JOHNSBURG - Nearly every chair in the Johnsburg Central School (JCS) cafetorium was home to a body on Tuesday evening as the JCS school board addressed the issue of their recently failed budget.
At the conclusion, the board voted to approve its proposed contingency budget for the 2010-2011 school year.
On May 18, the proposed budget failed by a margin of 264-408. That budget proposed a .95 percent spending increase and a 4-5 percent tax levy increase.
The increases were met with much community opposition over the past several weeks. A citizens budget committee formed to protest tax increases with members including Bruce Ashline, Pat Cunningham, David Braley, George Heim, Sally Heidrich, Bert Miner, Tony Moro, Susan Murante, Margaret Prashaw, Carol Richards and Richard Stewart.
The contingency plan includes and $10,062,415 total budget, which translates to a .67 percent or $67,153 increase from the 2009-2010 budget.
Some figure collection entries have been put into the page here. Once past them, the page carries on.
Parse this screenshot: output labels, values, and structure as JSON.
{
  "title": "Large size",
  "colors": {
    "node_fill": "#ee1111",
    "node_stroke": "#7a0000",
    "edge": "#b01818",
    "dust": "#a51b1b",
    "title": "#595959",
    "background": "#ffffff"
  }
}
These changes present a 3.5-4.5 percent tax levy increase to $5,918,217.
During Tuesday's meeting, the board presented three options including putting the original proposed budget back up to vote, putting an amended budget that would have included significant personnel and program cuts to a vote or approving the proposed contingency budget.
"We have received many request to put the original budget back up to vote," said Superintendent Mike Markwica.
The contingency budget, however, was approved unanimously, but not without considerable conversation.
"We weighed the long term effects of the budget against our mission statement, dedicated to providing an excellent education as well as our financial responsibility," said board president, William Conner.
The contingency budget was still met with some opposition concerning the overall cost and specific concerns including the proposed pre-k program.
"We need to know how the contingency budget solves the problems of the first proposed budget," said Moro.
Many community members attended the meeting to simply demand more information on the proposed budgets.
"We all need to get on the same page," said David Braley. "We must figure out a way to provide a good education while being fiscally responsible."
"All we ask is that you listen and work with us," said Richard Stewart to the JCS board.
Many rows of seating were filled with JCS students, who attended the meeting in support of the education that they feel they receive.
"We will lose opportunities through funding cuts," said senior Kelsey Williford.
Junior Ben Richards made the point that many schools of similar size have cut their budgets to an "affordable" amount. "Students from all over this region pay to come to JCS because of what we offer," he said.
Community members turned out to also support the board in their budget efforts.
"The board has done an admirable job," said John Slayback. "And all they have got in return is criticism."
Members of the board thanked the community for their concern and their input.
"We thank the people who showed, up for or against, and we want them to know that we are going to take their comments into consideration," said board member Mark Richards.